Ainsi la rationalité réelle en économie ne dépend pas de considérations psychologiques et suppose une information parfaite.
– En revanche, on parlera de rationalité « procédurale » lorsqu'un comportement est le résultat d'un processus de décision approprié.
En économie la rationalité de procédure est donc liée à la manière dont les informations sont acquises et intégrées à l'ensemble du processus. La théorie économique suppose que le décideur a, d'entrée de jeu, une information parfaite ; mais ce cas n'existe pratiquement pas. Le processus rationnel est donc celui qui intègre progessivement l'information acquise au processus de choix et permet ainsi d'arriver à une solution qui est parmi les meilleures possibles mais n'est plus nécessairement la solution optimale au regard de la rationalité « réelle ». L'information apparaît ainsi comme une ressource parmi d'autres et le résultat acquis est fonction de l'« effort consenti pour s'informer et de la technique de recherche ». C'est ce que L. Lévy-Garboua appelle l'« éco-rationalité ».

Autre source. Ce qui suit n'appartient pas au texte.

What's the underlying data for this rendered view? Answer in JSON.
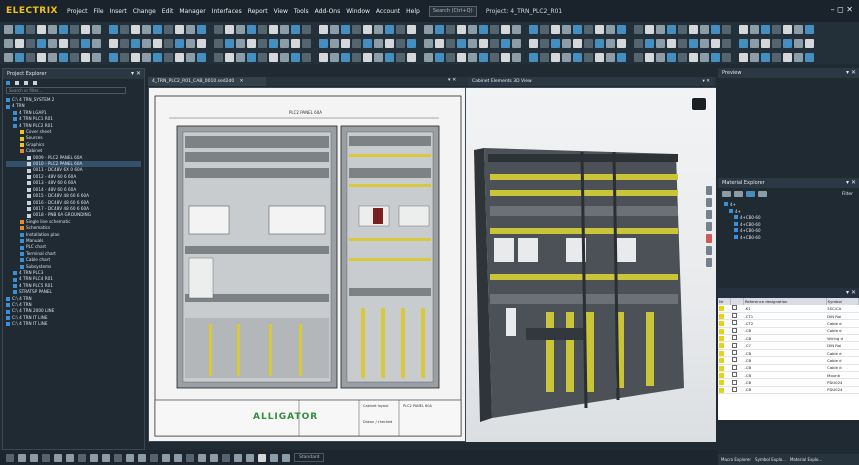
{
  "app": {
    "logo": "ELECTRIX",
    "menu": [
      "Project",
      "File",
      "Insert",
      "Change",
      "Edit",
      "Manager",
      "Interfaces",
      "Report",
      "View",
      "Tools",
      "Add-Ons",
      "Window",
      "Account",
      "Help"
    ],
    "search_placeholder": "Search (Ctrl+Q)",
    "project_label": "Project: 4_TRN_PLC2_R01",
    "window_controls": "–  ◻  ✕"
  },
  "left_panel": {
    "title": "Project Explorer",
    "filter_placeholder": "Search or filter...",
    "tree": [
      {
        "label": "C:\\ 4 TRN_SYSTEM 2",
        "icon": "folder",
        "indent": 0
      },
      {
        "label": "4 TRN",
        "icon": "folder",
        "indent": 0
      },
      {
        "label": "4 TRN LGAP1",
        "icon": "folder",
        "indent": 1
      },
      {
        "label": "4 TRN PLC1 R01",
        "icon": "folder",
        "indent": 1
      },
      {
        "label": "4 TRN PLC2 R01",
        "icon": "folder",
        "indent": 1
      },
      {
        "label": "Cover sheet",
        "icon": "sheet-y",
        "indent": 2
      },
      {
        "label": "Sources",
        "icon": "sheet-y",
        "indent": 2
      },
      {
        "label": "Graphics",
        "icon": "sheet-y",
        "indent": 2
      },
      {
        "label": "Cabinet",
        "icon": "sheet-o",
        "indent": 2
      },
      {
        "label": "0009 - PLC2 PANEL 60A",
        "icon": "page",
        "indent": 3
      },
      {
        "label": "0010 - PLC2 PANEL 60A",
        "icon": "page",
        "indent": 3,
        "selected": true
      },
      {
        "label": "0011 - DC48V 6X 0 60A",
        "icon": "page",
        "indent": 3
      },
      {
        "label": "0012 - 48V 60 6 60A",
        "icon": "page",
        "indent": 3
      },
      {
        "label": "0013 - 48V 60 6 60A",
        "icon": "page",
        "indent": 3
      },
      {
        "label": "0014 - 48V 60 6 60A",
        "icon": "page",
        "indent": 3
      },
      {
        "label": "0015 - DC48V 48 60 6 60A",
        "icon": "page",
        "indent": 3
      },
      {
        "label": "0016 - DC48V 48 60 6 60A",
        "icon": "page",
        "indent": 3
      },
      {
        "label": "0017 - DC48V 48 60 6 60A",
        "icon": "page",
        "indent": 3
      },
      {
        "label": "0018 - PNB 6A GROUNDING",
        "icon": "page",
        "indent": 3
      },
      {
        "label": "Single line schematic",
        "icon": "sheet-o",
        "indent": 2
      },
      {
        "label": "Schematics",
        "icon": "sheet-o",
        "indent": 2
      },
      {
        "label": "Installation plan",
        "icon": "sheet-b",
        "indent": 2
      },
      {
        "label": "Manuals",
        "icon": "folder",
        "indent": 2
      },
      {
        "label": "PLC chart",
        "icon": "sheet-b",
        "indent": 2
      },
      {
        "label": "Terminal chart",
        "icon": "sheet-b",
        "indent": 2
      },
      {
        "label": "Cable chart",
        "icon": "sheet-b",
        "indent": 2
      },
      {
        "label": "Subsystems",
        "icon": "sheet-b",
        "indent": 2
      },
      {
        "label": "4 TRN PLC3",
        "icon": "folder",
        "indent": 1
      },
      {
        "label": "4 TRN PLC4 R01",
        "icon": "folder",
        "indent": 1
      },
      {
        "label": "4 TRN PLC5 R01",
        "icon": "folder",
        "indent": 1
      },
      {
        "label": "STRATSP PANEL",
        "icon": "folder",
        "indent": 1
      },
      {
        "label": "C:\\ 4 TRN",
        "icon": "folder",
        "indent": 0
      },
      {
        "label": "C:\\ 4 TRN",
        "icon": "folder",
        "indent": 0
      },
      {
        "label": "C:\\ 4 TRN 2000 LINE",
        "icon": "folder",
        "indent": 0
      },
      {
        "label": "C:\\ 4 TRN IT LINE",
        "icon": "folder",
        "indent": 0
      },
      {
        "label": "C:\\ 4 TRN IT LINE",
        "icon": "folder",
        "indent": 0
      }
    ]
  },
  "tabs": [
    {
      "label": "4_TRN_PLC2_R01_CAB_0010.sed2d0",
      "close": "✕"
    },
    {
      "label": "Cabinet Elements 3D View",
      "close": ""
    }
  ],
  "drawing": {
    "title_block": {
      "company": "ALLIGATOR",
      "cell_1": "Cabinet layout",
      "cell_2": "PLC2 PANEL 60A",
      "cell_3": "Drawn / checked"
    },
    "top_dimension": "PLC2 PANEL 60A"
  },
  "right_panel": {
    "preview_title": "Preview",
    "material_title": "Material Explorer",
    "filter_label": "Filter",
    "material_tree": [
      "4+",
      "4+",
      "4+CB0-60",
      "4+CB0-60",
      "4+CB0-60",
      "4+CB0-60"
    ],
    "table_title": "",
    "columns": [
      "Nr",
      "",
      "Reference designation",
      "Symbol"
    ],
    "rows": [
      {
        "ref": "-K1",
        "sym": "3SC/CA"
      },
      {
        "ref": "-CT1",
        "sym": "DIN Rai"
      },
      {
        "ref": "-CT2",
        "sym": "Cable d"
      },
      {
        "ref": "-CB",
        "sym": "Cable d"
      },
      {
        "ref": "-CB",
        "sym": "Wiring d"
      },
      {
        "ref": "-C7",
        "sym": "DIN Rai"
      },
      {
        "ref": "-CB",
        "sym": "Cable d"
      },
      {
        "ref": "-CB",
        "sym": "Cable d"
      },
      {
        "ref": "-CB",
        "sym": "Cable d"
      },
      {
        "ref": "-CB",
        "sym": "Mounti"
      },
      {
        "ref": "-CB",
        "sym": "PDU024"
      },
      {
        "ref": "-CB",
        "sym": "PDU024"
      }
    ],
    "bottom_tabs": [
      "Macro Explorer",
      "Symbol Explo...",
      "Material Explo..."
    ]
  },
  "status": {
    "zoom": "Standard"
  }
}
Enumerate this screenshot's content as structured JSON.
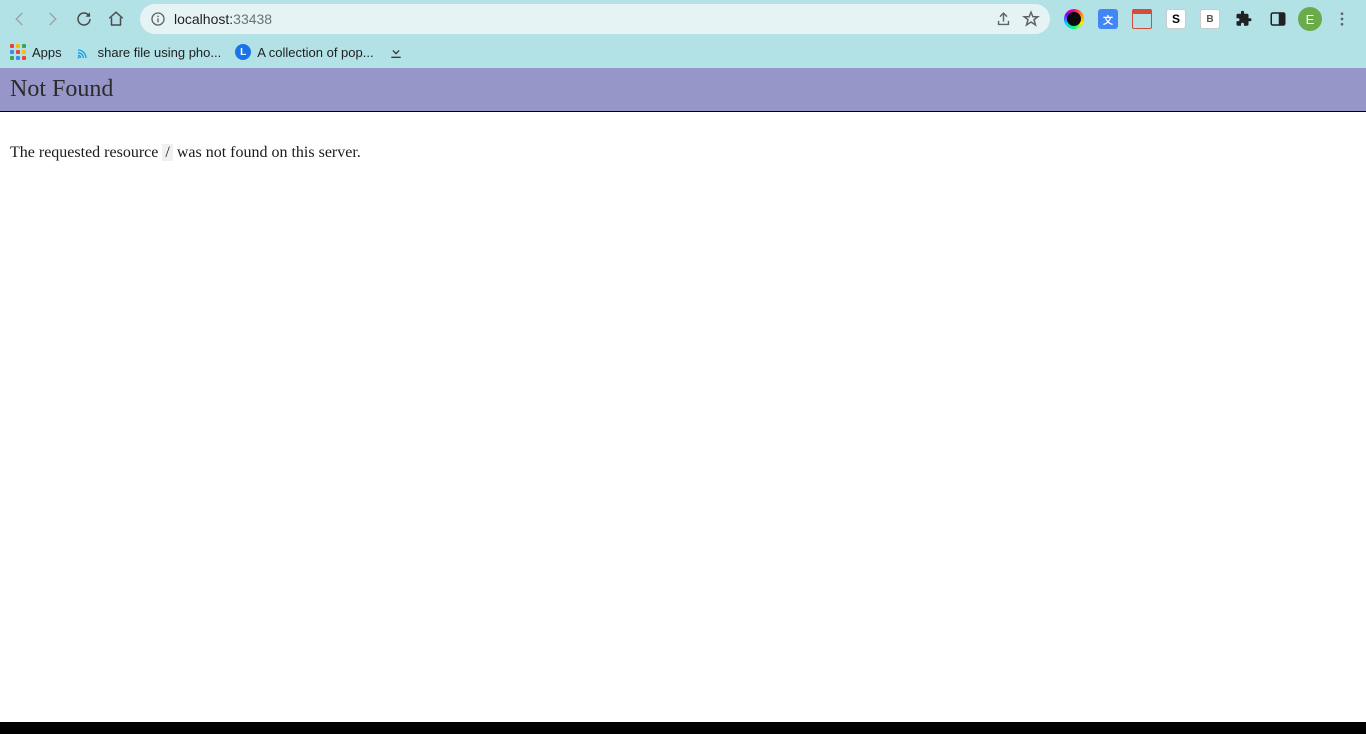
{
  "browser": {
    "address": {
      "host": "localhost:",
      "port": "33438"
    },
    "bookmarks": {
      "apps_label": "Apps",
      "items": [
        {
          "label": "share file using pho..."
        },
        {
          "label": "A collection of pop..."
        }
      ]
    },
    "avatar_initial": "E"
  },
  "page": {
    "title": "Not Found",
    "msg_before": "The requested resource ",
    "msg_path": "/",
    "msg_after": " was not found on this server."
  }
}
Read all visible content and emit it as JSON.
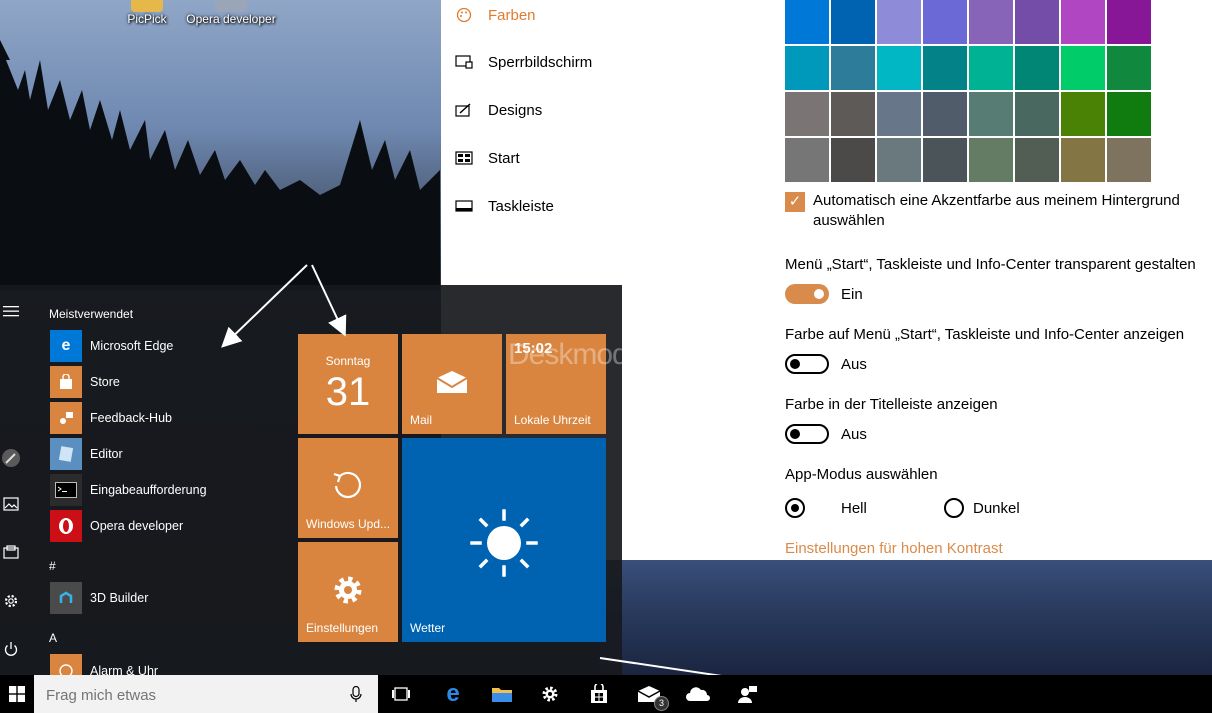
{
  "desktop": {
    "icons": [
      {
        "label": "PicPick"
      },
      {
        "label": "Opera developer"
      }
    ]
  },
  "settings": {
    "nav": [
      {
        "label": "Farben",
        "icon": "palette-icon",
        "active": true
      },
      {
        "label": "Sperrbildschirm",
        "icon": "lockscreen-icon"
      },
      {
        "label": "Designs",
        "icon": "designs-icon"
      },
      {
        "label": "Start",
        "icon": "start-icon"
      },
      {
        "label": "Taskleiste",
        "icon": "taskbar-icon"
      }
    ],
    "swatch_colors": [
      "#0078d7",
      "#0063b1",
      "#8e8cd8",
      "#6b69d6",
      "#8764b8",
      "#744da9",
      "#b146c2",
      "#881798",
      "#0099bc",
      "#2d7d9a",
      "#00b7c3",
      "#038387",
      "#00b294",
      "#018574",
      "#00cc6a",
      "#10893e",
      "#7a7574",
      "#5d5a58",
      "#68768a",
      "#515c6b",
      "#567c73",
      "#486860",
      "#498205",
      "#107c10",
      "#767676",
      "#4c4a48",
      "#69797e",
      "#4a5459",
      "#647c64",
      "#525e54",
      "#847545",
      "#7e735f"
    ],
    "auto_accent_label": "Automatisch eine Akzentfarbe aus meinem Hintergrund auswählen",
    "transparent": {
      "label": "Menü „Start“, Taskleiste und Info-Center transparent gestalten",
      "state": "Ein"
    },
    "color_start": {
      "label": "Farbe auf Menü „Start“, Taskleiste und Info-Center anzeigen",
      "state": "Aus"
    },
    "color_title": {
      "label": "Farbe in der Titelleiste anzeigen",
      "state": "Aus"
    },
    "app_mode": {
      "label": "App-Modus auswählen",
      "option_light": "Hell",
      "option_dark": "Dunkel",
      "selected": "Hell"
    },
    "high_contrast_link": "Einstellungen für hohen Kontrast",
    "accent_color": "#d98b4c"
  },
  "start_menu": {
    "most_used_header": "Meistverwendet",
    "most_used": [
      {
        "label": "Microsoft Edge"
      },
      {
        "label": "Store"
      },
      {
        "label": "Feedback-Hub"
      },
      {
        "label": "Editor"
      },
      {
        "label": "Eingabeaufforderung"
      },
      {
        "label": "Opera developer"
      }
    ],
    "hash_header": "#",
    "hash_apps": [
      {
        "label": "3D Builder"
      }
    ],
    "a_header": "A",
    "a_apps": [
      {
        "label": "Alarm & Uhr"
      }
    ],
    "tiles": {
      "calendar_day": "Sonntag",
      "calendar_date": "31",
      "mail": "Mail",
      "clock_time": "15:02",
      "clock_label": "Lokale Uhrzeit",
      "update": "Windows Upd...",
      "weather": "Wetter",
      "settings": "Einstellungen"
    },
    "tile_color": "#d9853f"
  },
  "taskbar": {
    "search_placeholder": "Frag mich etwas",
    "mail_badge": "3"
  },
  "watermark": "Deskmodder.de"
}
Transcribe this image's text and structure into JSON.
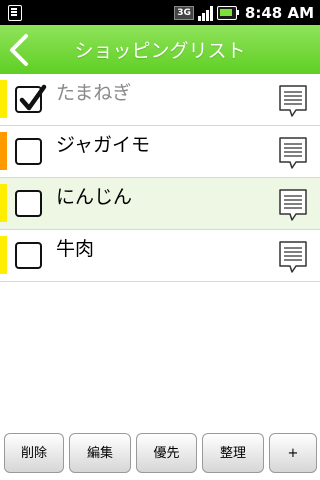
{
  "status_bar": {
    "network": "3G",
    "time": "8:48 AM",
    "icons": [
      "sd-card-icon",
      "network-3g-icon",
      "signal-icon",
      "battery-icon"
    ]
  },
  "header": {
    "title": "ショッピングリスト",
    "back_icon": "back-arrow-icon"
  },
  "items": [
    {
      "label": "たまねぎ",
      "checked": true,
      "priority_color": "#ffee00"
    },
    {
      "label": "ジャガイモ",
      "checked": false,
      "priority_color": "#ff9900"
    },
    {
      "label": "にんじん",
      "checked": false,
      "priority_color": "#ffee00"
    },
    {
      "label": "牛肉",
      "checked": false,
      "priority_color": "#ffee00"
    }
  ],
  "toolbar": {
    "delete_label": "削除",
    "edit_label": "編集",
    "priority_label": "優先",
    "organize_label": "整理",
    "add_label": "+"
  },
  "colors": {
    "accent": "#6ad42f",
    "highlight_row": "#eef7e4"
  }
}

Un tel élargissement du concept de rationalité serait susceptible de montrer pourquoi le champ de l'explication économique a tendance à s'étendre à des domaines relevant jusque-là d'autres disciplines et à être appelé à fournir une analyse de phénomènes aussi différents que la criminalité, le mariage, la procréation, la vie politique, la recherche scientifique, etc. – et peut-être aussi pourquoi on la retrouve chez des auteurs aussi divers que Gary S. Becker (L'Approche économique du comportement humain), R. Boudon (La Logique du social) et P. Bourdieu (Le Sens pratique, Questions de sociologie). Chez ce dernier par exemple, la rationalité économique fonctionne comme un principe général d'économie des pratiques et comme une logique de l'action intentionnelle. Il est paradoxal de voir ainsi renverser la tradition de la sociologie, définie par Pareto comme la science des actions non logiques, et construite par Durkheim comme science des déterminismes sociaux qui encadrent et restreignent l'autonomie individuelle.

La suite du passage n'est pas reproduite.